Es una broma entre nosotros.
—Ya. —Ladeó
la cabeza y me sonrió rígida—. Bromear con eso con la que está cayendo en este
país hoy en día es peligroso, ¿no crees?
Eché una
rápida mirada a Joan quien recogió el testigo y cambió de tema como buen Virgo
que es.
—Veo que
la cocina tiene puerta trasera.
—Así es.
Conecta directamente con el jardín. La casa dispone de doscientos metros de terreno,
pero como os habréis dado cuenta no están acotados. Dibujad los lindes en
vuestra cabeza y respetad del resto de la Serranía.
—Por supuesto,
lo haremos, no te preocupes —contestó Joan con esa candidez que enamora a
todos.
La mujer
nos explicó el funcionamiento de la chimenea.
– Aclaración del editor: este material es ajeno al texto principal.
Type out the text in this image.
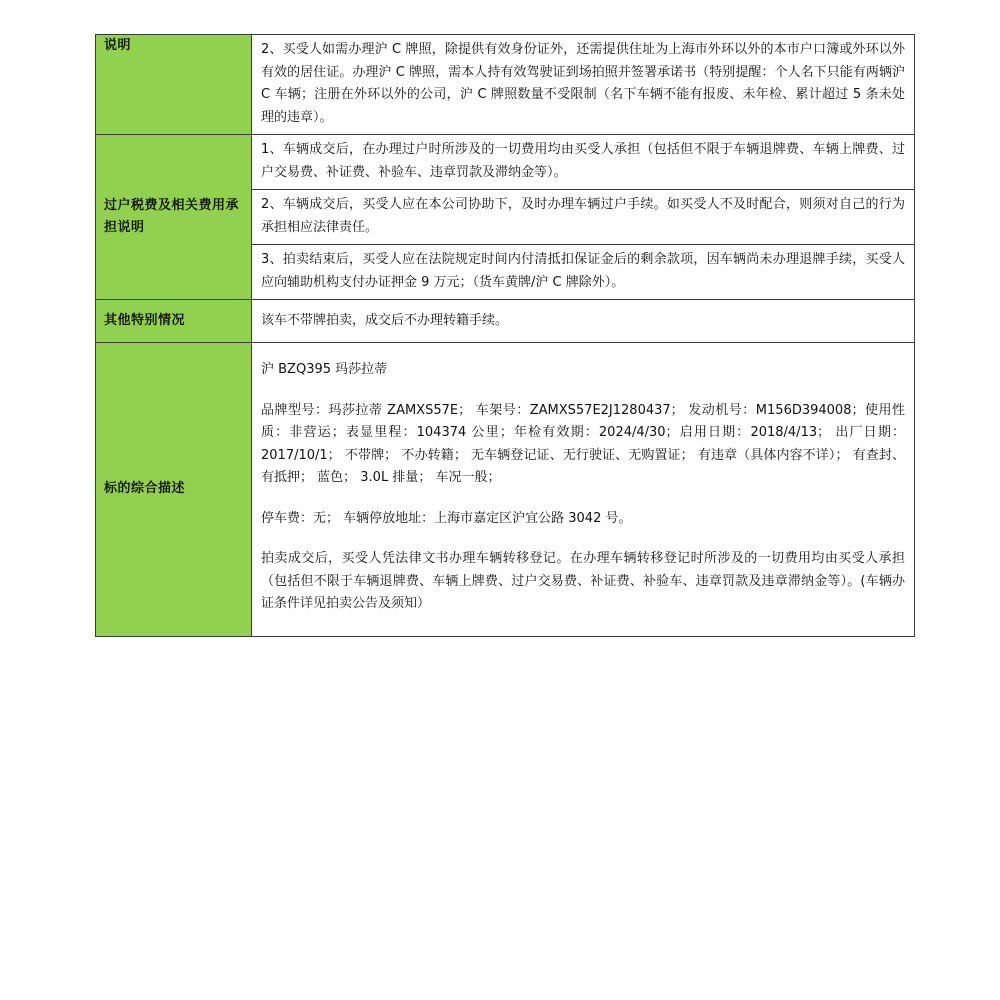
说明	2、买受人如需办理沪 C 牌照，除提供有效身份证外，还需提供住址为上海市外环以外的本市户口簿或外环以外有效的居住证。办理沪 C 牌照，需本人持有效驾驶证到场拍照并签署承诺书（特别提醒：个人名下只能有两辆沪 C 车辆；注册在外环以外的公司，沪 C 牌照数量不受限制（名下车辆不能有报废、未年检、累计超过 5 条未处理的违章）。

过户税费及相关费用承担说明	1、车辆成交后，在办理过户时所涉及的一切费用均由买受人承担（包括但不限于车辆退牌费、车辆上牌费、过户交易费、补证费、补验车、违章罚款及滞纳金等）。

	2、车辆成交后，买受人应在本公司协助下，及时办理车辆过户手续。如买受人不及时配合，则须对自己的行为承担相应法律责任。

	3、拍卖结束后，买受人应在法院规定时间内付清抵扣保证金后的剩余款项，因车辆尚未办理退牌手续，买受人应向辅助机构支付办证押金 9 万元；（货车黄牌/沪 C 牌除外）。

其他特别情况	该车不带牌拍卖，成交后不办理转籍手续。

标的综合描述	沪 BZQ395 玛莎拉蒂

品牌型号：玛莎拉蒂 ZAMXS57E； 车架号：ZAMXS57E2J1280437； 发动机号：M156D394008；使用性质：非营运；表显里程：104374 公里；年检有效期：2024/4/30；启用日期：2018/4/13； 出厂日期：2017/10/1； 不带牌； 不办转籍； 无车辆登记证、无行驶证、无购置证； 有违章（具体内容不详）； 有查封、有抵押； 蓝色； 3.0L 排量； 车况一般；

停车费：无； 车辆停放地址：上海市嘉定区沪宜公路 3042 号。

拍卖成交后，买受人凭法律文书办理车辆转移登记。在办理车辆转移登记时所涉及的一切费用均由买受人承担（包括但不限于车辆退牌费、车辆上牌费、过户交易费、补证费、补验车、违章罚款及违章滞纳金等）。(车辆办证条件详见拍卖公告及须知）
Nos mostró donde se guardaban las
mantas y las toallas y nos aclaró que la cafetera era de cápsulas, las cuales
estaban en el tarro grande de cristal junto a la máquina.
—¿Y el wifi?
—pregunté.
—¿A qué
te refieres?
—La
contraseña del wifi, si nos la pudieras dar, pues...
—No hay wifi.
—Hizo una mueca expresando obviedad y nos explicó que en la zona casi no había
cobertura.
Saqué el
móvil del bolsillo trasero del pantalón y efectivamente marcaba con una equis roja la línea de
4G.
Cuando la
vi alejarse en su todoterreno respiré aliviada.
—¿No te
ha parecido rara esta mujer? —Pero preguntar a Joan sobre aspectos humanos era
como pedirle a un pez que subiera a un árbol.
Lo vi deshacer
su mochila, meter la comida en la nevera y proponerme dar un paseo. Accedí,
aunque caminar entre naturaleza no fuera uno de mis mayores placeres. Lo único
que me seducía de vivir en una casa en la montaña era que podría mantenerme
alejada del ser humano, sin embargo, rechazaba todo aquel beatus ille.
Al volver
a la casa, sugerí hacer algo sencillo para cenar, pensaba en una ensalada de
pasta o un picoteo rápido de quesos y embutidos. Entré en la cocina y me paré
en secó.
—¿Joan? —Esperé
a que me contestara, pero no lo hizo, lo escuché en el piso de arriba, permanecí quieta un rato y
lo llamé una vez más. Bajó las escaleras y se colocó a mi lado—: ¿Has dejado tú
la puerta trasera abierta?
No
contestó, se limitó a cerrarla y sin mirarme me dijo que sí. Mentía.